The guilty parties here are politicians, bureaucrats and corporations who wanted to be seen as 'doing something' or selling 'responsible stewardship' to the public while actually doing nothing. I honestly have more respect for the outfits that didn't even bother with such bogus PR claims (ExxonMobil) vs the shady fraudsters who tried to greenwash their image this way (BP 'Beyond Petroleum', Chevron's 'sustainability program'). Politicians like Al Gore hyped these schemes as well, while not doing much that would actually decrease fossil fuel use (like a massive increase in solar/wind/storage technology R&D and manufacturing support). Countries like Canada used this nonsense to justify continuing with the dirtiest fossil fuel production system on the planet, i.e. Alberta tar sand mining, all while portraying themselves as green enviromentalists.

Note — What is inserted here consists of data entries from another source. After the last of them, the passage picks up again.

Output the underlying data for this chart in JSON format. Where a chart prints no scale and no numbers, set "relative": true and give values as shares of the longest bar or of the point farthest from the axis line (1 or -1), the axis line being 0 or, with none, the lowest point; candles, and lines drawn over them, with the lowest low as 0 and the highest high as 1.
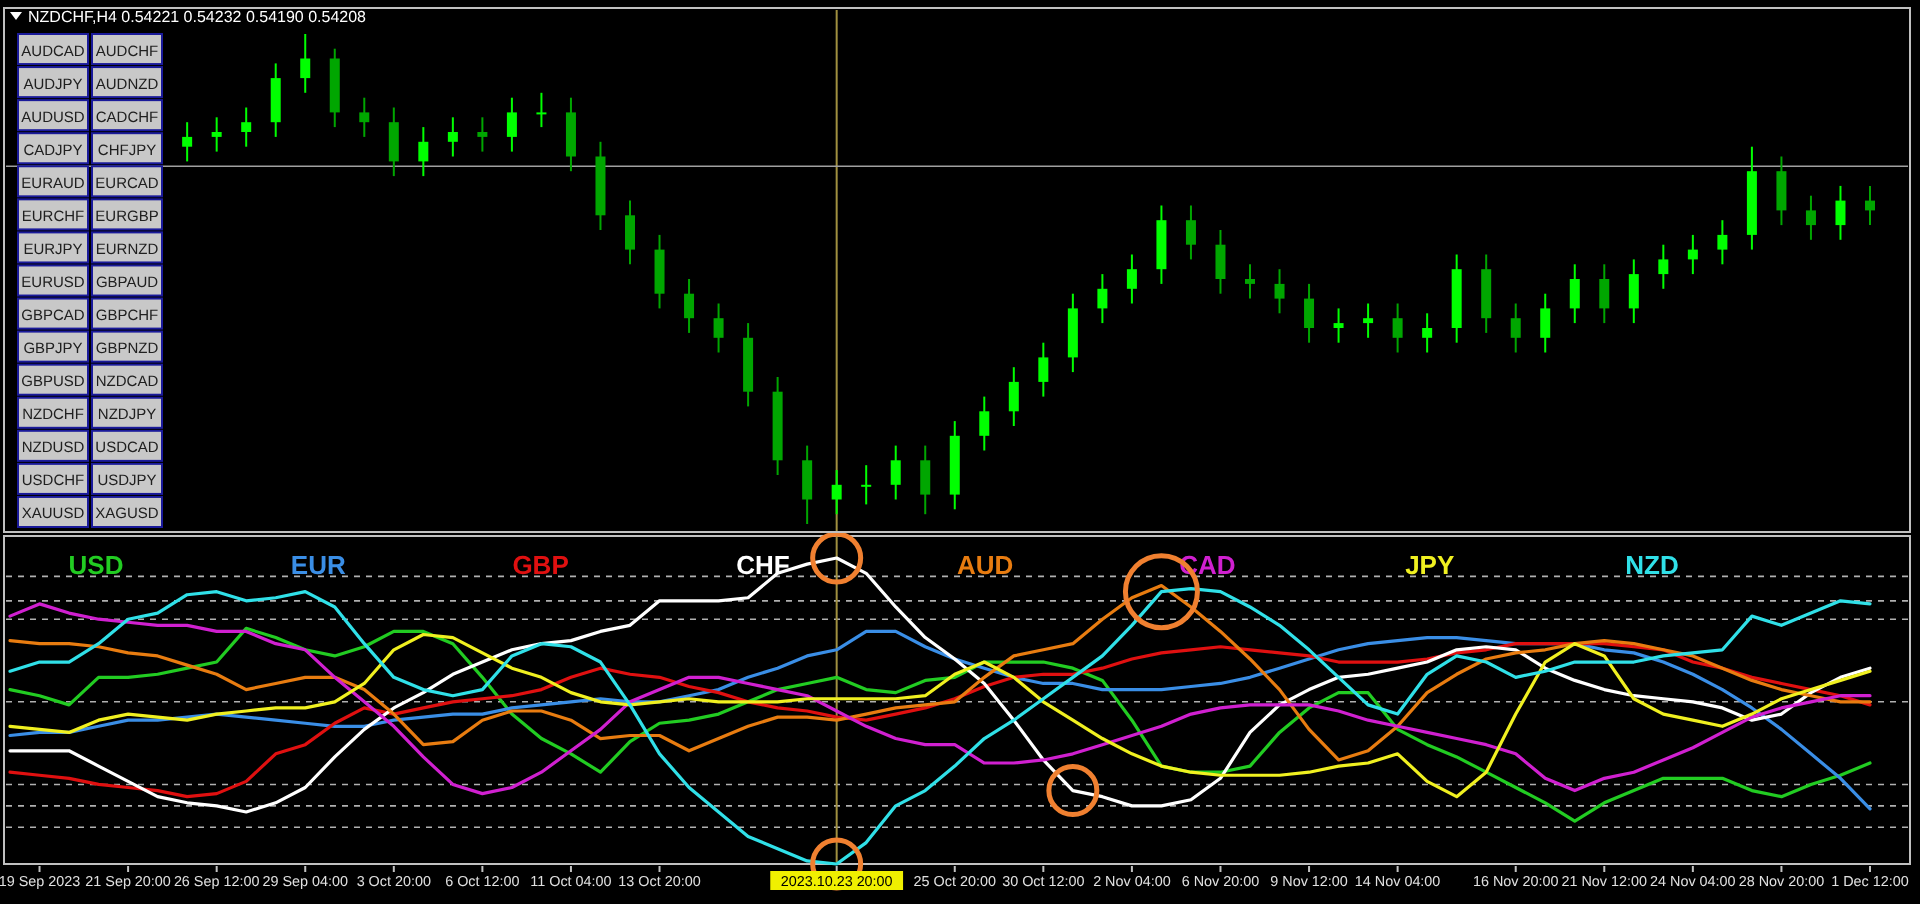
{
  "chart_data": [
    {
      "type": "candlestick",
      "title": "NZDCHF,H4 0.54221 0.54232 0.54190 0.54208",
      "relative": true,
      "colors": [
        "#00ff00",
        "#00ff00",
        "#00ff00",
        "#00ff00",
        "#00ff00",
        "#00a600",
        "#00a600",
        "#00a600",
        "#00ff00",
        "#00ff00",
        "#00a600",
        "#00ff00",
        "#00ff00",
        "#00a600",
        "#00a600",
        "#00a600",
        "#00a600",
        "#00a600",
        "#00a600",
        "#00a600",
        "#00a600",
        "#00a600",
        "#00ff00",
        "#00ff00",
        "#00ff00",
        "#00a600",
        "#00ff00",
        "#00ff00",
        "#00ff00",
        "#00ff00",
        "#00ff00",
        "#00ff00",
        "#00ff00",
        "#00ff00",
        "#00a600",
        "#00a600",
        "#00a600",
        "#00a600",
        "#00a600",
        "#00ff00",
        "#00ff00",
        "#00a600",
        "#00ff00",
        "#00ff00",
        "#00a600",
        "#00a600",
        "#00ff00",
        "#00ff00",
        "#00a600",
        "#00ff00",
        "#00ff00",
        "#00ff00",
        "#00ff00",
        "#00ff00",
        "#00a600",
        "#00a600",
        "#00ff00",
        "#00a600"
      ],
      "categories": [
        null,
        null,
        null,
        null,
        null,
        null,
        null,
        null,
        null,
        null,
        null,
        null,
        null,
        null,
        null,
        null,
        null,
        null,
        null,
        null,
        null,
        null,
        null,
        null,
        null,
        null,
        null,
        null,
        null,
        null,
        null,
        null,
        null,
        null,
        null,
        null,
        null,
        null,
        null,
        null,
        null,
        null,
        null,
        null,
        null,
        null,
        null,
        null,
        null,
        null,
        null,
        null,
        null,
        null,
        null,
        null,
        null,
        null
      ],
      "ohlc": [
        [
          0.77,
          0.82,
          0.74,
          0.79
        ],
        [
          0.79,
          0.83,
          0.76,
          0.8
        ],
        [
          0.8,
          0.85,
          0.77,
          0.82
        ],
        [
          0.82,
          0.94,
          0.79,
          0.91
        ],
        [
          0.91,
          1,
          0.88,
          0.95
        ],
        [
          0.95,
          0.97,
          0.81,
          0.84
        ],
        [
          0.84,
          0.87,
          0.79,
          0.82
        ],
        [
          0.82,
          0.85,
          0.71,
          0.74
        ],
        [
          0.74,
          0.81,
          0.71,
          0.78
        ],
        [
          0.78,
          0.83,
          0.75,
          0.8
        ],
        [
          0.8,
          0.83,
          0.76,
          0.79
        ],
        [
          0.79,
          0.87,
          0.76,
          0.84
        ],
        [
          0.84,
          0.88,
          0.81,
          0.84
        ],
        [
          0.84,
          0.87,
          0.72,
          0.75
        ],
        [
          0.75,
          0.78,
          0.6,
          0.63
        ],
        [
          0.63,
          0.66,
          0.53,
          0.56
        ],
        [
          0.56,
          0.59,
          0.44,
          0.47
        ],
        [
          0.47,
          0.5,
          0.39,
          0.42
        ],
        [
          0.42,
          0.45,
          0.35,
          0.38
        ],
        [
          0.38,
          0.41,
          0.24,
          0.27
        ],
        [
          0.27,
          0.3,
          0.1,
          0.13
        ],
        [
          0.13,
          0.16,
          0,
          0.05
        ],
        [
          0.05,
          0.11,
          0.02,
          0.08
        ],
        [
          0.08,
          0.12,
          0.04,
          0.08
        ],
        [
          0.08,
          0.16,
          0.05,
          0.13
        ],
        [
          0.13,
          0.16,
          0.02,
          0.06
        ],
        [
          0.06,
          0.21,
          0.03,
          0.18
        ],
        [
          0.18,
          0.26,
          0.15,
          0.23
        ],
        [
          0.23,
          0.32,
          0.2,
          0.29
        ],
        [
          0.29,
          0.37,
          0.26,
          0.34
        ],
        [
          0.34,
          0.47,
          0.31,
          0.44
        ],
        [
          0.44,
          0.51,
          0.41,
          0.48
        ],
        [
          0.48,
          0.55,
          0.45,
          0.52
        ],
        [
          0.52,
          0.65,
          0.49,
          0.62
        ],
        [
          0.62,
          0.65,
          0.54,
          0.57
        ],
        [
          0.57,
          0.6,
          0.47,
          0.5
        ],
        [
          0.5,
          0.53,
          0.46,
          0.49
        ],
        [
          0.49,
          0.52,
          0.43,
          0.46
        ],
        [
          0.46,
          0.49,
          0.37,
          0.4
        ],
        [
          0.4,
          0.44,
          0.37,
          0.41
        ],
        [
          0.41,
          0.45,
          0.38,
          0.42
        ],
        [
          0.42,
          0.45,
          0.35,
          0.38
        ],
        [
          0.38,
          0.43,
          0.35,
          0.4
        ],
        [
          0.4,
          0.55,
          0.37,
          0.52
        ],
        [
          0.52,
          0.55,
          0.39,
          0.42
        ],
        [
          0.42,
          0.45,
          0.35,
          0.38
        ],
        [
          0.38,
          0.47,
          0.35,
          0.44
        ],
        [
          0.44,
          0.53,
          0.41,
          0.5
        ],
        [
          0.5,
          0.53,
          0.41,
          0.44
        ],
        [
          0.44,
          0.54,
          0.41,
          0.51
        ],
        [
          0.51,
          0.57,
          0.48,
          0.54
        ],
        [
          0.54,
          0.59,
          0.51,
          0.56
        ],
        [
          0.56,
          0.62,
          0.53,
          0.59
        ],
        [
          0.59,
          0.77,
          0.56,
          0.72
        ],
        [
          0.72,
          0.75,
          0.61,
          0.64
        ],
        [
          0.64,
          0.67,
          0.58,
          0.61
        ],
        [
          0.61,
          0.69,
          0.58,
          0.66
        ],
        [
          0.66,
          0.69,
          0.61,
          0.64
        ]
      ],
      "ref_lines": [
        {
          "axis": "y",
          "value": 0.73,
          "color": "#a0a0a0"
        }
      ],
      "annotations": [
        "AUDCAD",
        "AUDCHF",
        "AUDJPY",
        "AUDNZD",
        "AUDUSD",
        "CADCHF",
        "CADJPY",
        "CHFJPY",
        "EURAUD",
        "EURCAD",
        "EURCHF",
        "EURGBP",
        "EURJPY",
        "EURNZD",
        "EURUSD",
        "GBPAUD",
        "GBPCAD",
        "GBPCHF",
        "GBPJPY",
        "GBPNZD",
        "GBPUSD",
        "NZDCAD",
        "NZDCHF",
        "NZDJPY",
        "NZDUSD",
        "USDCAD",
        "USDCHF",
        "USDJPY",
        "XAUUSD",
        "XAGUSD"
      ]
    },
    {
      "type": "line",
      "relative": true,
      "legend": "top",
      "line_style": "solid",
      "marker": "none",
      "categories": [
        null,
        "19 Sep 2023",
        null,
        null,
        "21 Sep 20:00",
        null,
        null,
        "26 Sep 12:00",
        null,
        null,
        "29 Sep 04:00",
        null,
        null,
        "3 Oct 20:00",
        null,
        null,
        "6 Oct 12:00",
        null,
        null,
        "11 Oct 04:00",
        null,
        null,
        "13 Oct 20:00",
        null,
        null,
        null,
        null,
        null,
        "2023.10.23 20:00",
        null,
        null,
        null,
        "25 Oct 20:00",
        null,
        null,
        "30 Oct 12:00",
        null,
        null,
        "2 Nov 04:00",
        null,
        null,
        "6 Nov 20:00",
        null,
        null,
        "9 Nov 12:00",
        null,
        null,
        "14 Nov 04:00",
        null,
        null,
        null,
        "16 Nov 20:00",
        null,
        null,
        "21 Nov 12:00",
        null,
        null,
        "24 Nov 04:00",
        null,
        null,
        "28 Nov 20:00",
        null,
        null,
        "1 Dec 12:00"
      ],
      "series": [
        {
          "name": "USD",
          "color": "#22cc22",
          "values": [
            0.57,
            0.55,
            0.52,
            0.61,
            0.61,
            0.62,
            0.64,
            0.66,
            0.77,
            0.74,
            0.7,
            0.68,
            0.71,
            0.76,
            0.76,
            0.72,
            0.61,
            0.49,
            0.41,
            0.36,
            0.3,
            0.4,
            0.46,
            0.47,
            0.49,
            0.53,
            0.57,
            0.59,
            0.61,
            0.57,
            0.56,
            0.6,
            0.61,
            0.66,
            0.66,
            0.66,
            0.64,
            0.6,
            0.47,
            0.32,
            0.3,
            0.3,
            0.32,
            0.43,
            0.51,
            0.56,
            0.56,
            0.44,
            0.39,
            0.35,
            0.3,
            0.25,
            0.2,
            0.14,
            0.2,
            0.24,
            0.28,
            0.28,
            0.28,
            0.24,
            0.22,
            0.26,
            0.29,
            0.33
          ]
        },
        {
          "name": "EUR",
          "color": "#3a8ee6",
          "values": [
            0.42,
            0.43,
            0.43,
            0.45,
            0.47,
            0.47,
            0.48,
            0.49,
            0.48,
            0.47,
            0.46,
            0.45,
            0.45,
            0.47,
            0.48,
            0.49,
            0.49,
            0.51,
            0.52,
            0.53,
            0.54,
            0.53,
            0.53,
            0.55,
            0.57,
            0.61,
            0.64,
            0.68,
            0.7,
            0.76,
            0.76,
            0.71,
            0.67,
            0.64,
            0.61,
            0.59,
            0.59,
            0.57,
            0.57,
            0.57,
            0.58,
            0.59,
            0.61,
            0.64,
            0.67,
            0.7,
            0.72,
            0.73,
            0.74,
            0.74,
            0.73,
            0.72,
            0.72,
            0.72,
            0.7,
            0.69,
            0.66,
            0.62,
            0.57,
            0.51,
            0.44,
            0.36,
            0.28,
            0.18
          ]
        },
        {
          "name": "GBP",
          "color": "#e01010",
          "values": [
            0.3,
            0.29,
            0.28,
            0.26,
            0.25,
            0.24,
            0.22,
            0.23,
            0.27,
            0.36,
            0.39,
            0.46,
            0.51,
            0.49,
            0.51,
            0.53,
            0.54,
            0.55,
            0.57,
            0.61,
            0.64,
            0.62,
            0.61,
            0.58,
            0.56,
            0.53,
            0.51,
            0.5,
            0.48,
            0.47,
            0.49,
            0.51,
            0.54,
            0.58,
            0.61,
            0.62,
            0.62,
            0.64,
            0.67,
            0.69,
            0.7,
            0.71,
            0.7,
            0.69,
            0.68,
            0.66,
            0.66,
            0.66,
            0.67,
            0.69,
            0.7,
            0.72,
            0.72,
            0.72,
            0.72,
            0.71,
            0.7,
            0.66,
            0.64,
            0.61,
            0.59,
            0.57,
            0.55,
            0.52
          ]
        },
        {
          "name": "CHF",
          "color": "#ffffff",
          "values": [
            0.37,
            0.37,
            0.37,
            0.32,
            0.27,
            0.22,
            0.2,
            0.19,
            0.17,
            0.2,
            0.25,
            0.35,
            0.44,
            0.51,
            0.56,
            0.62,
            0.66,
            0.7,
            0.72,
            0.73,
            0.76,
            0.78,
            0.86,
            0.86,
            0.86,
            0.87,
            0.95,
            0.98,
            1,
            0.95,
            0.84,
            0.74,
            0.67,
            0.59,
            0.47,
            0.34,
            0.24,
            0.22,
            0.19,
            0.19,
            0.21,
            0.28,
            0.43,
            0.52,
            0.57,
            0.61,
            0.62,
            0.64,
            0.66,
            0.7,
            0.71,
            0.7,
            0.64,
            0.6,
            0.57,
            0.55,
            0.54,
            0.53,
            0.51,
            0.47,
            0.49,
            0.56,
            0.61,
            0.64
          ]
        },
        {
          "name": "AUD",
          "color": "#e87c10",
          "values": [
            0.73,
            0.72,
            0.72,
            0.71,
            0.69,
            0.68,
            0.65,
            0.62,
            0.57,
            0.59,
            0.61,
            0.61,
            0.57,
            0.49,
            0.39,
            0.4,
            0.47,
            0.5,
            0.5,
            0.47,
            0.41,
            0.42,
            0.42,
            0.37,
            0.41,
            0.45,
            0.48,
            0.48,
            0.47,
            0.49,
            0.51,
            0.52,
            0.53,
            0.61,
            0.68,
            0.7,
            0.72,
            0.8,
            0.87,
            0.91,
            0.84,
            0.76,
            0.67,
            0.57,
            0.44,
            0.34,
            0.37,
            0.45,
            0.56,
            0.62,
            0.67,
            0.69,
            0.7,
            0.72,
            0.73,
            0.72,
            0.7,
            0.68,
            0.64,
            0.6,
            0.57,
            0.55,
            0.53,
            0.53
          ]
        },
        {
          "name": "CAD",
          "color": "#d020d0",
          "values": [
            0.81,
            0.85,
            0.82,
            0.8,
            0.79,
            0.78,
            0.78,
            0.76,
            0.76,
            0.72,
            0.7,
            0.61,
            0.53,
            0.45,
            0.35,
            0.26,
            0.23,
            0.25,
            0.3,
            0.37,
            0.44,
            0.53,
            0.57,
            0.61,
            0.61,
            0.59,
            0.57,
            0.55,
            0.5,
            0.45,
            0.41,
            0.39,
            0.39,
            0.33,
            0.33,
            0.34,
            0.36,
            0.39,
            0.42,
            0.45,
            0.49,
            0.51,
            0.52,
            0.52,
            0.52,
            0.5,
            0.47,
            0.45,
            0.43,
            0.41,
            0.39,
            0.36,
            0.28,
            0.24,
            0.28,
            0.3,
            0.34,
            0.38,
            0.43,
            0.48,
            0.51,
            0.53,
            0.55,
            0.55
          ]
        },
        {
          "name": "JPY",
          "color": "#f0f020",
          "values": [
            0.45,
            0.44,
            0.43,
            0.47,
            0.49,
            0.48,
            0.47,
            0.49,
            0.5,
            0.51,
            0.51,
            0.53,
            0.59,
            0.7,
            0.75,
            0.74,
            0.69,
            0.64,
            0.61,
            0.56,
            0.53,
            0.52,
            0.53,
            0.54,
            0.53,
            0.53,
            0.53,
            0.54,
            0.54,
            0.54,
            0.54,
            0.55,
            0.62,
            0.66,
            0.61,
            0.53,
            0.47,
            0.41,
            0.36,
            0.32,
            0.3,
            0.29,
            0.29,
            0.29,
            0.3,
            0.32,
            0.33,
            0.36,
            0.27,
            0.22,
            0.3,
            0.49,
            0.66,
            0.72,
            0.68,
            0.54,
            0.49,
            0.47,
            0.45,
            0.49,
            0.54,
            0.57,
            0.6,
            0.63
          ]
        },
        {
          "name": "NZD",
          "color": "#30e0e8",
          "values": [
            0.63,
            0.66,
            0.66,
            0.72,
            0.8,
            0.82,
            0.88,
            0.89,
            0.86,
            0.87,
            0.89,
            0.84,
            0.72,
            0.61,
            0.57,
            0.55,
            0.57,
            0.68,
            0.72,
            0.71,
            0.66,
            0.52,
            0.36,
            0.25,
            0.17,
            0.09,
            0.05,
            0.01,
            0,
            0.07,
            0.19,
            0.24,
            0.32,
            0.41,
            0.47,
            0.54,
            0.61,
            0.68,
            0.78,
            0.89,
            0.9,
            0.89,
            0.84,
            0.78,
            0.7,
            0.61,
            0.52,
            0.49,
            0.62,
            0.68,
            0.66,
            0.61,
            0.63,
            0.66,
            0.66,
            0.66,
            0.68,
            0.69,
            0.7,
            0.81,
            0.78,
            0.82,
            0.86,
            0.85
          ]
        }
      ],
      "ref_lines": [
        {
          "axis": "y",
          "value": 0.94,
          "color": "#b0b0b0",
          "line_style": "dashed"
        },
        {
          "axis": "y",
          "value": 0.86,
          "color": "#b0b0b0",
          "line_style": "dashed"
        },
        {
          "axis": "y",
          "value": 0.8,
          "color": "#b0b0b0",
          "line_style": "dashed"
        },
        {
          "axis": "y",
          "value": 0.53,
          "color": "#b0b0b0",
          "line_style": "dashed"
        },
        {
          "axis": "y",
          "value": 0.26,
          "color": "#b0b0b0",
          "line_style": "dashed"
        },
        {
          "axis": "y",
          "value": 0.19,
          "color": "#b0b0b0",
          "line_style": "dashed"
        },
        {
          "axis": "y",
          "value": 0.12,
          "color": "#b0b0b0",
          "line_style": "dashed"
        },
        {
          "axis": "x",
          "value": "2023.10.23 20:00",
          "color": "#a09040"
        }
      ]
    }
  ]
}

Such opportunistic politicization of the issue has resulted in major problems ever since when it comes to explaining the science to skeptics, who understandably started to think it was all about politics.

Even 30 years ago when these schemes were first trotted out as 'cap and trade' scientists knew they were bogus. Forests weren't capable of expanding to absorb fossil carbon being pumped into the atmosphere and predictions of continental drying (reduced growth rates), warmer winters (allowing insect infestations), and longer fire seasons (burning down the forests) all pointed to steady reductions in standing biomass, not increases.

2 comments

Note that most of the carbon offsets offered by airlines are forestry-related. Any time you see offsets for less than $50/ton, proceed with an abundance of caution.

I do think the general state of offsets is improving. There are more high-quality offsets hitting the market every day. They're much too expensive, but I'd rather see "real" offsets at a high price than the complete make-believe we've had up until recently.

The only mechanisms at the CDR Database that look like actual long-term offsets are in the mineralization category, meaning the production of carbonate rocks from atmospheric CO2. The problem is you need the counterion to make these rocks, i.e. calcium or magnesium, and these are often already locked up in rocks. Mine tailings have been proposed as a source, I don't know.

https://en.wikipedia.org/wiki/Carbonate_rock

The sci-fi approach that would be great is pulling atmospheric CO2 out of the air and making diamond from it. The technology is sort of there already but the costs are ludicrous. The pathway is atmospheric CO2 + water -> methane -> synthetic diamond production. That last is a slow energy-intensive process, but such diamonds would be easily distinguishable from the 'real' geologic diamonds (as they'd have the same amount of carbon-14 as the atmospheric CO2 does). Worth someone writing a business plan I think.

Can you provide links? I’m very curious to learn more about real offsets even if expensive.
Sure! I usually point people at Carbonplan's CDR database: https://carbonplan.org/research/cdr-database
good on them to provide reproducible parts here; interesting to see the research trends of [json|csv] , [python|R] consistently..
Thanks! +1 to Carbonplan
Not sure what airlines are offering now, but when I checked in 2019, United’s offset scheme included funding for sustainable tourism and education in developing countries. Great causes, but not an offset.
The grift is even bigger than that. Scapegoating a naturally occurring gas for all of the world's problems is a huge opportunity for grifters, greenwashers, & con artists. I wonder if theres a study of scientists who add "the effects of global warming on..." to their paper titles for some career sustaining $$$. Don't get me wrong, there's plenty of great work out there...however the incentives seem to invite unethical behavior.